Capítulo 6

Después de desayunar, Pete se marchó para hacer sus primeras averiguaciones en la IDM. Me instalé en la galería con Boyd a mis pies y veinte libretas azules en el regazo.

Quizá fuera el océano. Tal vez la calidad de los exámenes. Me costaba mucho concentrarme. No dejaba de visualizar la tumba de Dewees. Los huesos en la mesa de autopsias. La expresión dolida de Emma.

Emma había comenzado a hablar delante del hospital, y luego había cambiado de opinión. ¿Había estado a punto de explicarme lo que le habían dicho por teléfono? No cabe duda de que la llamada la había alterado. ¿Por qué?
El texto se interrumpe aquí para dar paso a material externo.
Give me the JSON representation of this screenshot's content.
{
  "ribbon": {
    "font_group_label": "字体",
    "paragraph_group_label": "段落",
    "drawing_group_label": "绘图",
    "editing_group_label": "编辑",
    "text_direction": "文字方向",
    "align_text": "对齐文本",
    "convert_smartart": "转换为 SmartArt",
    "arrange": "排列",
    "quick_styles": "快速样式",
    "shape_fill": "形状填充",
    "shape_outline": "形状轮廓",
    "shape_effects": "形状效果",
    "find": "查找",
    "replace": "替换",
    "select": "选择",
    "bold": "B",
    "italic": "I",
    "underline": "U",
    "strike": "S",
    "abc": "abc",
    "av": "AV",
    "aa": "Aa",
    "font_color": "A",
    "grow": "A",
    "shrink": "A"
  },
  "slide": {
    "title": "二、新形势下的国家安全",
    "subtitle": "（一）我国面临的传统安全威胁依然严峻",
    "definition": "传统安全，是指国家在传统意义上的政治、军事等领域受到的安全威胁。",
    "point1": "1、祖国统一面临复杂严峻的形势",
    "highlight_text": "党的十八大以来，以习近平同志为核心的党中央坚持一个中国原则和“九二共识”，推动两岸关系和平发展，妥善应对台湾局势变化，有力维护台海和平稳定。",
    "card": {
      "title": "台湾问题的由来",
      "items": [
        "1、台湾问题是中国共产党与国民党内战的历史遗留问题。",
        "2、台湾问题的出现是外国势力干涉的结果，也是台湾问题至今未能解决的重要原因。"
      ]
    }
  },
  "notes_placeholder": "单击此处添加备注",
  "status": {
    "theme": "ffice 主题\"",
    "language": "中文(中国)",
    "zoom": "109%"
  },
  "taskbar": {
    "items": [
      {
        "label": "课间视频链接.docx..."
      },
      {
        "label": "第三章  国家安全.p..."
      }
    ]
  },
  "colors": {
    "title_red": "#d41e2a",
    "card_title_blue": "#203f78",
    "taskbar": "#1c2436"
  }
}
¿Había estado dispuesta a decir algo acerca del esqueleto? ¿Estaba reteniendo información? Poco probable.

Continué con las calificaciones hasta que no pude más. Poco después de la una consulté la tabla de mareas, me calcé las Nike y caminé unos tres kilómetros por la playa con Boyd. No era temporada alta, así que la prohibición contra los «perros sueltos» no se aplicaba con rigor. El chow entraba y salía de la marea mientras yo caminaba por la arena dura que dejaba la retirada. Los correlimos no se mostraban entusiasmados en lo más mínimo con nuestra presencia.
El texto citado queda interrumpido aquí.